If you’re wondering what Phylloxera vastatrix is, it’s a tiny aphid that hitched a ride to Europe on its food source, American grape rootstock (mainly Vitis labrusca) during the mid-19th Century. When phylloxera arrived in Europe in the early 1860s, local European vines (Vitis vinifera) had no natural repellents to arrest the aphids’ insatiable appetite. It was able to spread unhindered from France to Spain and east to Georgia.
A good place to start looking at whisky is just before phylloxera was detected in France and brandy production had recovered from the oidium outbreak. In 1860, the British consumed only one and half million gallons of brandy to twenty million gallons of whisky. Before phylloxera had arrived in Europe 13 times more whisky was drunk than brandy. Brandy’s popularity was already well in decline. Back in 1825 when 20 million gallons of spirits were drunk in the United Kingdom, 84 per cent was British spirits (mainly whisky), nine per cent colonial spirits (rum) and the remaining seven per cent was foreign spirits (predominately brandy). Irish and Scotch whisky represented seventy percent of total spirits drunk. Today, whisky represents 21 per cent of total spirits drunk in Britain.

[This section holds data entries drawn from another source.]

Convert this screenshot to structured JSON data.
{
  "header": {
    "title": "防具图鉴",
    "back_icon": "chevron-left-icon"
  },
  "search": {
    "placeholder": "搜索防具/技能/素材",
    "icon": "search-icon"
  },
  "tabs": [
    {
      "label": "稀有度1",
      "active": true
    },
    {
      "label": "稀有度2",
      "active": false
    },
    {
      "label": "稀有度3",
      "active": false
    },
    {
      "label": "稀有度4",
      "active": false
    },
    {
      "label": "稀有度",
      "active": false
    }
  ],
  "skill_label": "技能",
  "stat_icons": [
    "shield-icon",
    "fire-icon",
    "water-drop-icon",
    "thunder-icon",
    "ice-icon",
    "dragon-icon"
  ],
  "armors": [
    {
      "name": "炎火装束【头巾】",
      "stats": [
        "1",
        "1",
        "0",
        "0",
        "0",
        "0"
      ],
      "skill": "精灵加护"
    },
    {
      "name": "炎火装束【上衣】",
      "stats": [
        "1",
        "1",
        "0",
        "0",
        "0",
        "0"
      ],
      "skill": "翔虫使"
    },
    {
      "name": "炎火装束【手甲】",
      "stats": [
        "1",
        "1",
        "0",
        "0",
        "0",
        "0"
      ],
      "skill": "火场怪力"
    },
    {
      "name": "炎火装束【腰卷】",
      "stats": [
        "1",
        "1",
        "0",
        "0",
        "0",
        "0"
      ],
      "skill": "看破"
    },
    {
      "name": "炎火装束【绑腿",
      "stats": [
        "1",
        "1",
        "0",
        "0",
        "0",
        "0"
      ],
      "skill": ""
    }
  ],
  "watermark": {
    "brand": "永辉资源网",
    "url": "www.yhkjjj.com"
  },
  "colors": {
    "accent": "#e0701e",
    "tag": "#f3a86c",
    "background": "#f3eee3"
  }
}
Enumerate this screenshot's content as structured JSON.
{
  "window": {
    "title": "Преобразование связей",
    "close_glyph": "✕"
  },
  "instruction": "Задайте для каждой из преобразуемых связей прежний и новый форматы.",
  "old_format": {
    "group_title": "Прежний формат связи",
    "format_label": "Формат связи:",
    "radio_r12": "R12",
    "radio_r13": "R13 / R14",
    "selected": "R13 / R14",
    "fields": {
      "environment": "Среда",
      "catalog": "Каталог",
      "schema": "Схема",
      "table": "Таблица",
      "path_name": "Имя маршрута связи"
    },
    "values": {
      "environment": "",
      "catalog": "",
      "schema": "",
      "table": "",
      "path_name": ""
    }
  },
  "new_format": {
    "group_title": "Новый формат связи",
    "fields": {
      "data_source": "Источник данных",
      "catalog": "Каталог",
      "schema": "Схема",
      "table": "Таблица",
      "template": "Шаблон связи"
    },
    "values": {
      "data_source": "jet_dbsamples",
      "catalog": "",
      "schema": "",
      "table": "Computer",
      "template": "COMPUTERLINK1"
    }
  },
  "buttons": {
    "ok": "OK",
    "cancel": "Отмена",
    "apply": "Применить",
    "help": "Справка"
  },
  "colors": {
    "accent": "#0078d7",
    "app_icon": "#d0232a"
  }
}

Foreign grape brandy was often taxed at a much higher excise rate to British-made spirits, which included colonial rum, gin and British brandy made from malt spirit. Other forces were at play, being rum, gin and emergent whisky.
Brandy’s ascendency was challenged from the 1720s when cheaper West Indies and New England rum joined the London gin craze. The gin phenomena swept into English cities like a tsunami, from a ripple in 1690 to wave peaking in 1743.
Brandy sales peaked in per capita consumption in 1767; although gin and rum were rapidly displacing brandy in the mid-1750s. Whisky would surpass rum in the late 1850s. Even in Scottish cities like Glasgow, rum was the most popular spirit until the 1840s. The advent of continuous patent stills allowed a lighter and a cheaper style to be marketed from the 1860 Excise Act, resulting in whisky’s rapid ascent over its competitors. It stole custom, not from brandy, mostly rum. As whisky grew in demand, it invaded the gentlemen’s clubs. Previously, a provincial spirit drunk as a fortifying tonic when shooting game on the frigid highlands and moorlands. Before phylloxera even entered France’s brandy regions in 1875, whisky had become unassailable in demand and its broadening appeal, from peasant to royalty.
Pre-phylloxera in 1872, Britain imported some three and a half million gallons of brandy, by 1890 phylloxera had reduced this to less than one and a half million gallons. The discovery of grafting American rootstock to European vines stopped the phylloxera cycle, but it would take decades to re-establish the vineyards. Many French brandy wholesalers took a lesson from the Scotch and American whisky industries. With declining stock, many businesses blended brandy with neutral spirit. Sourcing cheap German potato and beet spirit, as well as rectifying imported common American whisky. Blending brandy permitted exports to continue. In Britain, agents were blending brandy with grain spirit, directly competing with British brandy made of malt spirit and flavouring. These were the days before consumer protection, or labelling laws required truthfulness in product claims and ingredients. If a compounded spirit tasted vaguely similar to brandy and people were willing to drink it, it was brandy or whisky. It was estimated 70 per cent of French brandy and Cognac since the 1880s was blended or compounded spirit.
The famous brandy houses of Cognac were fortunate to have deep reserves to weather this storm and were able to maintain their reputation for good, high-quality Cognac.